Fuel pump prices projected to go up in February  

As Zambians are coping with the burden of rising inflation which stands at 13.2%, Economist Trevor Hambayi has projected that the country may be hit with yet another blow of increased buying price of fuel in February 2024.

Zambians may soon be facing an unwelcome increase in the pump price of fuel, due to the continued depreciation of the Kwacha which is one of the ERB’s key factors in determining the final pricing of the commodity.

Speaking in an exclusive interview with the Zambian Business Times, Hambayi predicted a marginal rise of about one kwacha due to the continued depreciation of the local currency.
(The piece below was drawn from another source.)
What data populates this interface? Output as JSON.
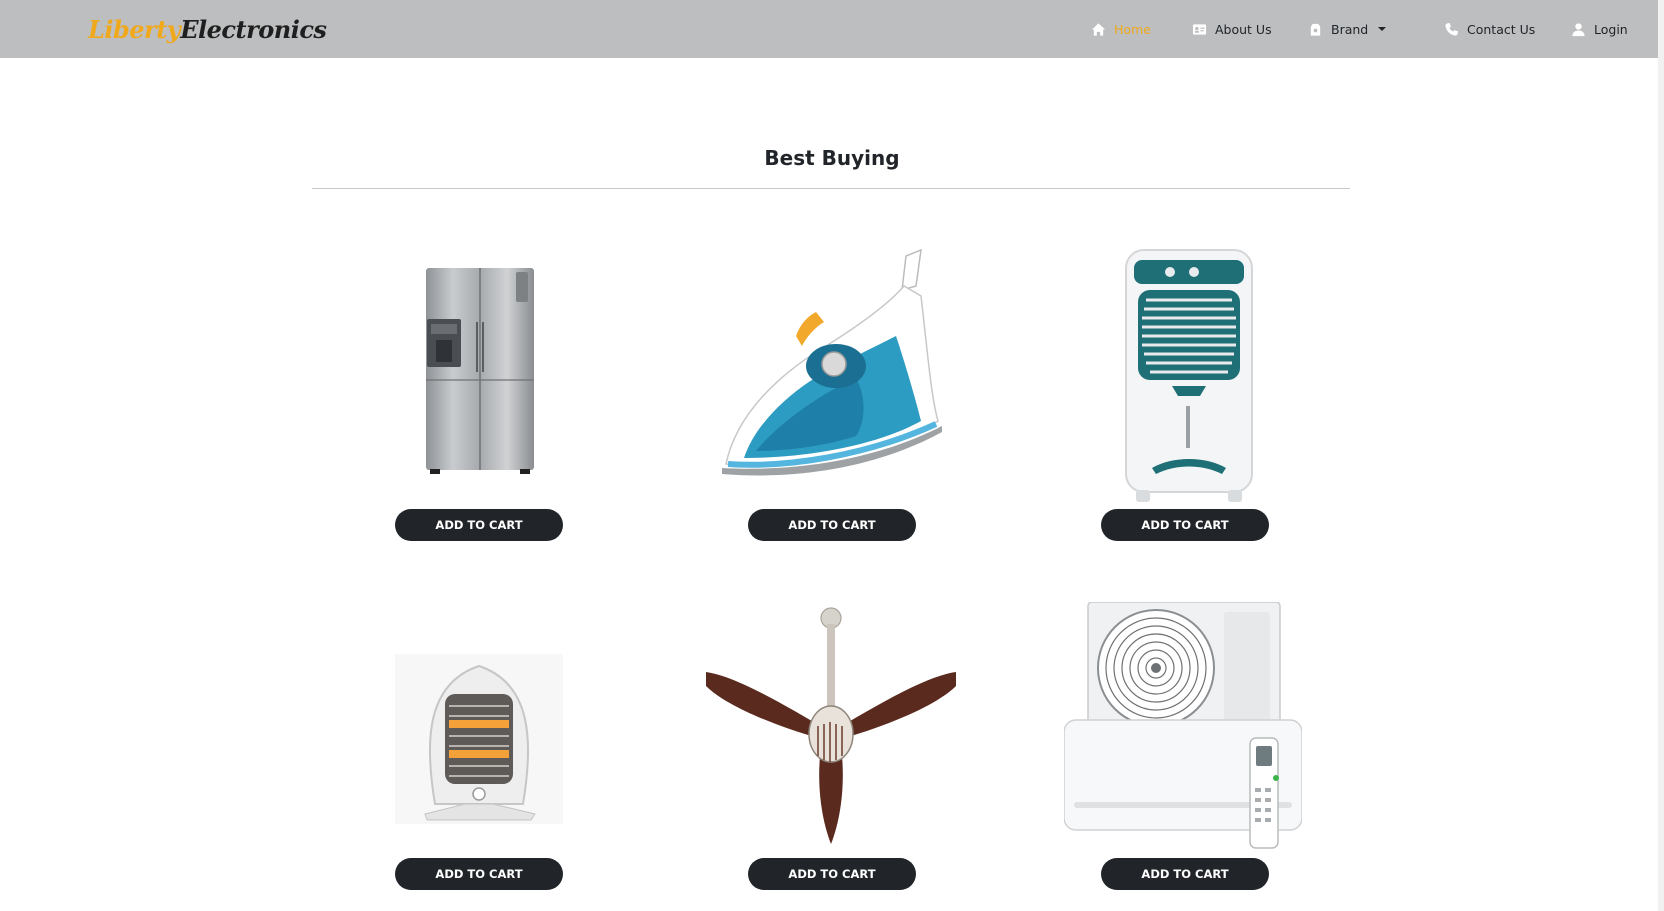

This may mean that the prices of fuel may be above K30 per liter which is likely to have a domino effect on other essential commodities, inevitably pushing up the cost of living.

This projection comes after two months of unchanged prices for petrol, diesel, kerosene, and Jet A-1, which the Energy Regulation Board attributed to stable international oil prices and exchange rates.

However, with the continued increase in the exchange rate which currently stands above K27 per Dollar, Hambayi is of the view that fuel pump prices are at high risk of increasing by about K1.  

Meanwhile, Hambayi is calling for a long-term solution to address the high volatility of the exchange rate.

He suggests a forward contract that would require the country to purchase crude oil that would last for about six months, ensuring a guaranteed price irrespective of fluctuations in the exchange rate.

“There will be a marginal increase in the price of crude oil for the upcoming pump price review as there have been little positives in the fact that the international crude oil prices have been reducing, but the kwacha has continued depreciating thereby affecting the exchange rate.”

 “So this was what was offsetting the two in the fact that the price remained unchanged for the last two months because there has been a reduction in the international price of crude oil, but the Kwacha has been depreciating,” said Hambayi

He said right now there is a very high volatility rate on the exchange rate which justifies the need for a long-term solution.

Hambayi has therefore suggested a forward contract that will require the country to purchase crude that will last for about six months to ensure that the price is guaranteed irrespective of what is happening with the exchange rate.

“I think that is a very important strategy that we should consider implementing because of the very high volatility that we have in our exchange rate,” said Hambayi.

With concerns about the country’s economic stability and the impact of rising fuel prices on already strained household budgets, any increase is likely to leave citizens reeling with anger and frustration caused by the high cost of leaving.